G+ has actually regressed a bit in terms of their presentation and layout. All that white space, the large, ugly, black “cinematic borders on vertical photographs. I also feel like it is very much a photography vanity space with mostly the same people attracted to using it. If you want to grow an audience it won’t be there for now because you are presenting to the same people, and most of them are photographers. Most of the people I know don’t use it, your audience should not be just other photographers if you wan to make art, otherwise you are engaged in a circular production/sharing cycle. We need to break out of that.

500px feels like a regression to the mean. I personally find the photography on there very same-y and repetitive. I don’t get a feeling or emotion from a lot of it. Maybe it is my personal preference or taste but I also feel like I would have a stronger response if there was more variety on there and I felt I wasn’t just looking at the same thing all the time.

Facebook is the King of sharing, it’s where I get most of referrals from when I post to Fllickr or my blog. That’s where we need to find our non-photographer audience it would seem. but I refrain from positing images, just links, at the moment to drive traffic.

Pinterest I see as a personal cork-board, not for photography per se but for things I would like to buy or would be useful e.g. books, home decor, clothes, organizational things etc. Very handy for present hints 😉

Tumblr I like for its immediacy and simplicity and I have used that more than the three above apart from Flickr. However, i am starting to think that all this re-blogging and sharing needs to be done by the curators. Not all photographers need to be, or should be, curators. In fact, to be successful one might argue you need ot find the best curators for you and put your work in front of them. Curating and sharing may waste more time than you have to make your own content and should not be put before it.
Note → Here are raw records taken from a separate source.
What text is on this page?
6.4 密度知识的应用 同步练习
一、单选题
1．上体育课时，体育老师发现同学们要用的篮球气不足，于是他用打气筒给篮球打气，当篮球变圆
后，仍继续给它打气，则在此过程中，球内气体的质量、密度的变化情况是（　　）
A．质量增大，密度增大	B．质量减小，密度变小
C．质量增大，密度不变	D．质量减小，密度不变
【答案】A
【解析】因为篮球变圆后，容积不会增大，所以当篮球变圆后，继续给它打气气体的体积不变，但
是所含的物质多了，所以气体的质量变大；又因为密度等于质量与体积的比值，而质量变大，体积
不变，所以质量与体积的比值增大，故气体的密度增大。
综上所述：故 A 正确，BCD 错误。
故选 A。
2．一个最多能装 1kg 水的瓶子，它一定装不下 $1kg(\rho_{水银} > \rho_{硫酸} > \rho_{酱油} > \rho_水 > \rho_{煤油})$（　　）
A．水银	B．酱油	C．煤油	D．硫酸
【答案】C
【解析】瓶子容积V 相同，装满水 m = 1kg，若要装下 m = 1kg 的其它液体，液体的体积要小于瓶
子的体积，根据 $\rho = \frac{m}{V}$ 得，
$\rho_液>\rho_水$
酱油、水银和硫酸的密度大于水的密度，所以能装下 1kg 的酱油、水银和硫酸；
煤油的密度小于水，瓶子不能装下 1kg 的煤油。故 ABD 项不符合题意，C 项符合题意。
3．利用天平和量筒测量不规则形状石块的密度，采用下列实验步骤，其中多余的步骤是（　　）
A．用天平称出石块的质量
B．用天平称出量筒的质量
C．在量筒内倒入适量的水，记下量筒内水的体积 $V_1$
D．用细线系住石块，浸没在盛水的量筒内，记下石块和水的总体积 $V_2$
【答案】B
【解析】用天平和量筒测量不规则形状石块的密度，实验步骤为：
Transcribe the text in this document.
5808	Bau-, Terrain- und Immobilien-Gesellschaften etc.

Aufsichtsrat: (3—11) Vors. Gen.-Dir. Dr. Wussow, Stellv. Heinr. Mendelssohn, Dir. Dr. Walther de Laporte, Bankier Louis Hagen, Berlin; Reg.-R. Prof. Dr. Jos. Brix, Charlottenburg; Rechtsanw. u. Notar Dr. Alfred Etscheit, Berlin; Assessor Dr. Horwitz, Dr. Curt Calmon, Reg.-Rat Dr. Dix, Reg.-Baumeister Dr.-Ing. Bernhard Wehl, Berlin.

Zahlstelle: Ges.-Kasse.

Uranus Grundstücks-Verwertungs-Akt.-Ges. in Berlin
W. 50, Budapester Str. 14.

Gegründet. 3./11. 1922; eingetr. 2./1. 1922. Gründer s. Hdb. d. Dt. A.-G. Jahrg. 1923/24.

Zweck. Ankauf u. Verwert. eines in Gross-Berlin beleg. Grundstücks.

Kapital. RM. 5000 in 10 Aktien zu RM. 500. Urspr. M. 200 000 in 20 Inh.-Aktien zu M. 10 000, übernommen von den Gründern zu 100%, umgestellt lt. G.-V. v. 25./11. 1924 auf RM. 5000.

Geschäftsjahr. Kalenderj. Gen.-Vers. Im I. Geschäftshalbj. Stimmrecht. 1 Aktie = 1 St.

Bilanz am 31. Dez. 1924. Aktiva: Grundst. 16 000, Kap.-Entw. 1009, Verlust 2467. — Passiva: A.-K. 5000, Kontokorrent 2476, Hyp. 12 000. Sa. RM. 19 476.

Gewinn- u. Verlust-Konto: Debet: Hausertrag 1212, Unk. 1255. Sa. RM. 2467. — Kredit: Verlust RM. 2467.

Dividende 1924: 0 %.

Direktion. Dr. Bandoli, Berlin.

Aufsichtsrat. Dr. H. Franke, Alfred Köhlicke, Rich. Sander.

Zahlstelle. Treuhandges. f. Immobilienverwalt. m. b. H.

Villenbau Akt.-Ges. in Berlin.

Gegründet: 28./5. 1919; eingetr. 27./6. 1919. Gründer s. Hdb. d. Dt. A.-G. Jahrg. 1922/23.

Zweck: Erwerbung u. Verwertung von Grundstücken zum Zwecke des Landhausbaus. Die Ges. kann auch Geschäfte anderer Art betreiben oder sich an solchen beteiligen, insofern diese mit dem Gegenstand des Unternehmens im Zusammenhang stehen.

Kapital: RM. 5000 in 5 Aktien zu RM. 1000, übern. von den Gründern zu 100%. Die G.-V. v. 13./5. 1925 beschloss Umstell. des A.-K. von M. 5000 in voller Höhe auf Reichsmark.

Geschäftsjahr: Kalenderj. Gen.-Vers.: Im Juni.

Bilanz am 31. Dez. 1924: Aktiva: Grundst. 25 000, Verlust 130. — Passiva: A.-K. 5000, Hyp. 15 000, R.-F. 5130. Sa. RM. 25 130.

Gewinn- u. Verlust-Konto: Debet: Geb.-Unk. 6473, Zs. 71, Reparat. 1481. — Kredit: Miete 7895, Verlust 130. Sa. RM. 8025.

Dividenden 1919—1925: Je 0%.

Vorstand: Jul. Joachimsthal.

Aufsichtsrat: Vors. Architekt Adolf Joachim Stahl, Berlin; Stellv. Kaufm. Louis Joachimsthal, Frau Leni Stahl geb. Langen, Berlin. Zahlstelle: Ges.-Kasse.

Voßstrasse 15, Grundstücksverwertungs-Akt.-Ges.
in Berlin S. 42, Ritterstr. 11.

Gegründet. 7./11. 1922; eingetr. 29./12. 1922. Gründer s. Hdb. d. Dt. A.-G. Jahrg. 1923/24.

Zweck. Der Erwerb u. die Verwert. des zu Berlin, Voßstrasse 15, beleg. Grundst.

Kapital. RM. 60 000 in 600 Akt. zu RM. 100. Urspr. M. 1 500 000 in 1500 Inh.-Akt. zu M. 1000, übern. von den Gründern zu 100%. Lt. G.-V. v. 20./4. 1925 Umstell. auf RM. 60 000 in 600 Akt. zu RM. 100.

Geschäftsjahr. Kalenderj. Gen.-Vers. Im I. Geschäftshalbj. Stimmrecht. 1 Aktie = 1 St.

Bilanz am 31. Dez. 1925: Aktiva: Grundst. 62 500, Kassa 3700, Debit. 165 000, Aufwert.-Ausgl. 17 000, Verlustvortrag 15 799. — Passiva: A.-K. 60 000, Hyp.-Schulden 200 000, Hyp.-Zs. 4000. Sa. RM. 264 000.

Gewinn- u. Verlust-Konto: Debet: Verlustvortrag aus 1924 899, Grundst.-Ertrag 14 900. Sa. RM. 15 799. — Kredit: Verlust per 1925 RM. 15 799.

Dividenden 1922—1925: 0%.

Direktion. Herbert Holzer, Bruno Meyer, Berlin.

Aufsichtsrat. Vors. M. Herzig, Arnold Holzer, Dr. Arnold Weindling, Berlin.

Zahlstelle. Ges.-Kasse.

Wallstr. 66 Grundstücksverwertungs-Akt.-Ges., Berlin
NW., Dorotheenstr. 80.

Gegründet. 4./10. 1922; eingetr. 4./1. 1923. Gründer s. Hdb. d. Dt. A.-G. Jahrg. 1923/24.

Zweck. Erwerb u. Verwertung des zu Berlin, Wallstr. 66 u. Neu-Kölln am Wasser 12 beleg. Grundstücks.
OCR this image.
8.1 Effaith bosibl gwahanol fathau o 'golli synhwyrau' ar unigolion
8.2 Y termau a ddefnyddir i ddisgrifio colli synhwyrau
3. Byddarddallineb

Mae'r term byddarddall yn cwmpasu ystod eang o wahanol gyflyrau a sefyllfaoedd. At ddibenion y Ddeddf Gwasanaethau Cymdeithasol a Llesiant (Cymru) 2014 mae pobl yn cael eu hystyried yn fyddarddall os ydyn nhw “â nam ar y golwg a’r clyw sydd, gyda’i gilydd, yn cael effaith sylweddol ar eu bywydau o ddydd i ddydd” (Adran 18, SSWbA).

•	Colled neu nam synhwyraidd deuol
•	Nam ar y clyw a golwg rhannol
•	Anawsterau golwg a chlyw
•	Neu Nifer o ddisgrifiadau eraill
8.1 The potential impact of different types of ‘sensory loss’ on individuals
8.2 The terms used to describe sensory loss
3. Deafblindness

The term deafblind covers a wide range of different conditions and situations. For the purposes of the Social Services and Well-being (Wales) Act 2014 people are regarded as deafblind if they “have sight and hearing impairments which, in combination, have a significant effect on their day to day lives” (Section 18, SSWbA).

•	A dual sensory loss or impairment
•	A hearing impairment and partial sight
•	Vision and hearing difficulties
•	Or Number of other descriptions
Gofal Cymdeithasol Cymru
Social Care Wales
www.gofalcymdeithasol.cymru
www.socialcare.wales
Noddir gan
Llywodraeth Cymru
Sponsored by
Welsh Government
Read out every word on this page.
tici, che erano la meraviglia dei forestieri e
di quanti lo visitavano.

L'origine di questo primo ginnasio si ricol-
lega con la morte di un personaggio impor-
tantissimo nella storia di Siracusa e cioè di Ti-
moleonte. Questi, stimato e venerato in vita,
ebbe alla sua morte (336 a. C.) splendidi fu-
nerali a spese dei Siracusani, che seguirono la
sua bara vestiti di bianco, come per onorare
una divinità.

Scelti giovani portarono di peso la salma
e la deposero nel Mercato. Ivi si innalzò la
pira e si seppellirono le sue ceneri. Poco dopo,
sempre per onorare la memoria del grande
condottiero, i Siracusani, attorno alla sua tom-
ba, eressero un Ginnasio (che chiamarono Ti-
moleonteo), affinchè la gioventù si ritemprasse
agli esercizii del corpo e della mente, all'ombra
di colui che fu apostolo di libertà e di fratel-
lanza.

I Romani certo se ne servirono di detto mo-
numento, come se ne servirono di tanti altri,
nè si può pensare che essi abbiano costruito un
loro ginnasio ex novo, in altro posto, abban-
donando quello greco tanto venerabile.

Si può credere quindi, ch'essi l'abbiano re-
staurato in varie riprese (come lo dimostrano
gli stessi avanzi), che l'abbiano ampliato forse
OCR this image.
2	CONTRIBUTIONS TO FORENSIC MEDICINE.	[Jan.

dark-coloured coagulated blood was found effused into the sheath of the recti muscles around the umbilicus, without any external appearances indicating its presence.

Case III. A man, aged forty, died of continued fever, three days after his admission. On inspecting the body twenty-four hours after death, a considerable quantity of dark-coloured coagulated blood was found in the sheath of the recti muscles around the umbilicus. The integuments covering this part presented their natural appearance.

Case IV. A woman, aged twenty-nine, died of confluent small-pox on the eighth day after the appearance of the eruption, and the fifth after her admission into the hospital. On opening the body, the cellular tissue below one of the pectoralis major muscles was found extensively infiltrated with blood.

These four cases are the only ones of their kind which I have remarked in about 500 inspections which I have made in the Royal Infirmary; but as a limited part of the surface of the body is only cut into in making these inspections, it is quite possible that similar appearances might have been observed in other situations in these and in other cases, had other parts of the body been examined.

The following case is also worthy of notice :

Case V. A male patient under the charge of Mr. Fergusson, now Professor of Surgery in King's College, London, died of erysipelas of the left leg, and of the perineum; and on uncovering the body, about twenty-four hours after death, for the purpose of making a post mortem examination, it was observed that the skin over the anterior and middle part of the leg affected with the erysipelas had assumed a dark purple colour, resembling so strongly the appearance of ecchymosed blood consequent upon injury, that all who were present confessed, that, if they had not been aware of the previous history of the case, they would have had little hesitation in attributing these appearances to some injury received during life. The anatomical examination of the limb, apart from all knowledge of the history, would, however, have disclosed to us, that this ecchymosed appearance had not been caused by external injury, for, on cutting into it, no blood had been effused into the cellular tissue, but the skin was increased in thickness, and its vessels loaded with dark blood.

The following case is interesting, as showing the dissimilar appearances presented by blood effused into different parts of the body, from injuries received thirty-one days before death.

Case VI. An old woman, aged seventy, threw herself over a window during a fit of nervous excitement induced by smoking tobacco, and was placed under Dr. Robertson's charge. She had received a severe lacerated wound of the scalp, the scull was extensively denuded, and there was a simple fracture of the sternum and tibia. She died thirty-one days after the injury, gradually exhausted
Like I said, I have been thinking about this a lot lately and how it impacts what I do and how I structure my time. Ultimately these are my own subjective thoughts. They are not meant to necessarily sway you because you should use whatever is best for your priorities. i just find that there aren’t many contrary opinions to the one you have come to and I thought one should be presented. As i said, despite it’s sluggish progress I still value Flickr over the others for the diversity and quality of it’s content. Until I see that disappearing elsewhere for good that’s where I will favor for viewing photographs through a social media site.

Thanks,
Ed

Fernando Gros 12 years ago

Ed – thanks for your comment. I always welcome a challenge that makes me think. My thoughts on this keep evolving all the time. Increasingly I’m leaning away from all social services. I left Facebook a long time ago and my thoughts on Google+ come and go.

I went on Flickr recently and had a look at my contacts. A few had posted in recent months, but most, nearly three-quarters, had not posted this year. The majority of those are now active on other services.